Sébastien Ogier, ośmiokrotny mistrz świata w rajdach samochodowych, nie zamierza składać broni w tegorocznej walce o tytuł.
Francuz, który sam przyznaje, iż na początku sezonu nie spodziewał się znaleźć w takiej sytuacji, wciąż wierzy w swoje szanse. Mimo iż Francuz prowadził w pierwszym dniu Rajdu Akropolu i przez większość weekendu prezentował znakomite tempo, Ogier ostatecznie musiał uznać wyższość rywali. Wypadek na ostatnim odcinku specjalnym pokrzyżował jego plany zdobycia dodatkowych cennych punktów.
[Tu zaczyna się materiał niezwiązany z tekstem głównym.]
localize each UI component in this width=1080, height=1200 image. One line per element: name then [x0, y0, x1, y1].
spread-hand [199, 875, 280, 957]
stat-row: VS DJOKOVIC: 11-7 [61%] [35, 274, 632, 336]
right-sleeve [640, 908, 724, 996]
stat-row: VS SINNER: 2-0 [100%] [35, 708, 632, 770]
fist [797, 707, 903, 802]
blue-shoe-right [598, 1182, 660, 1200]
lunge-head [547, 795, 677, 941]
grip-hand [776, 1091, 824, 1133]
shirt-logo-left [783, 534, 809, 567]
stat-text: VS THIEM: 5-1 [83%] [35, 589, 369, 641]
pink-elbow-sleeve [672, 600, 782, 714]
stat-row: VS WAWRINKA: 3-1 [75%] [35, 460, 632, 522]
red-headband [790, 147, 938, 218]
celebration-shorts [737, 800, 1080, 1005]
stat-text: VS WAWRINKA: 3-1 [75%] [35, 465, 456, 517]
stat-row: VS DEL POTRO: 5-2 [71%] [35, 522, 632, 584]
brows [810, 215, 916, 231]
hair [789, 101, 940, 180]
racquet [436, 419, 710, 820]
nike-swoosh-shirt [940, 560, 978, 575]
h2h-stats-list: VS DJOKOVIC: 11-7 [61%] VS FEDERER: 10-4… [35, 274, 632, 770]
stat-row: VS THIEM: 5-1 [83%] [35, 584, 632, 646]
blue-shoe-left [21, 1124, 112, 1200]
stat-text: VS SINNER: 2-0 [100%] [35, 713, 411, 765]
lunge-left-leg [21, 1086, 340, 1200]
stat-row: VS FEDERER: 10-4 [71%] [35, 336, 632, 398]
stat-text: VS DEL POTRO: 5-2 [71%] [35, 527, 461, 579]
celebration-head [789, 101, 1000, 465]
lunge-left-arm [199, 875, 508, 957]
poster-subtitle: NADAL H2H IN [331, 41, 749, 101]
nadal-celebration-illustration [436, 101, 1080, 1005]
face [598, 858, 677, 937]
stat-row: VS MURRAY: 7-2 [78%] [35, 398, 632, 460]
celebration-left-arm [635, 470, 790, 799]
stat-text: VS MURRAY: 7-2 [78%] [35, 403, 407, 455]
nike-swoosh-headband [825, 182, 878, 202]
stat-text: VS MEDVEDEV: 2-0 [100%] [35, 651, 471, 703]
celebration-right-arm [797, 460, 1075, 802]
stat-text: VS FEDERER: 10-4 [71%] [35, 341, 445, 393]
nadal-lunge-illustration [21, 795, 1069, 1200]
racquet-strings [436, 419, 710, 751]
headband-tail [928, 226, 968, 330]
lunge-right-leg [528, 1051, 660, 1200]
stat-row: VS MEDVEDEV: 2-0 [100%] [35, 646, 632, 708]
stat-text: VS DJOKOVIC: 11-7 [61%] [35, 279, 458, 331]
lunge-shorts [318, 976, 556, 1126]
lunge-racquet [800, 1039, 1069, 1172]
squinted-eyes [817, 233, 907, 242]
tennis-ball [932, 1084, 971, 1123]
Zapytany o swoje szanse na tytuł, Ogier powiedział: „Wcześniej nie wyglądało to naprawdę dobrze i nie idzie to w dobrym kierunku, to na pewno. Nie jest to dla mnie wielka sprawa – po prostu coś się teraz pojawiło. Matematycznie wciąż jest to możliwe, więc przez cały czas będę tam w kolejnych trzech zawodach, dając z siebie wszystko i walcząc dalej”.
„Starałem się dać z siebie wszystko aż do ostatniego oesu, ale to się nie liczy, jeżeli się go nie ukończy. Daliśmy z siebie wszystko przez cały weekend. Zrobiliśmy wiele dobrze, mieliśmy świetne wyczucie w samochodzie i świetne tempo, i walczyliśmy tak mocno, jak tylko mogliśmy, aż do ostatniego odcinka”
„To był dziwny weekend. Pod wieloma względami był bliski perfekcji, ale w rajdach nie liczy się to, iż nie dajesz z siebie wszystkiego do samego końca. To nie jest rajd, w którym chcesz podejmować ryzyko, potrzebujesz do tego trochę szczęścia, a ono nie było po naszej stronie. To dla mnie satysfakcjonujące, iż wciąż mogę rywalizować w ten sposób: Lubię przekraczać granice, to była świetna zabawa w samochodzie. Ale po tych wszystkich latach bardzo dobrze wiem, iż czasami nie wszystko idzie po twojej myśli”. – zakończył Ogier.
Ogier spadł o jedno miejsce w klasyfikacji mistrzostw i jedzie do Chile jako trzeci w klasyfikacji generalnej kierowców, za Thierrym Neuvillem i Ottem Tänakiem. Francuz jest 38 punktów za Belgiem.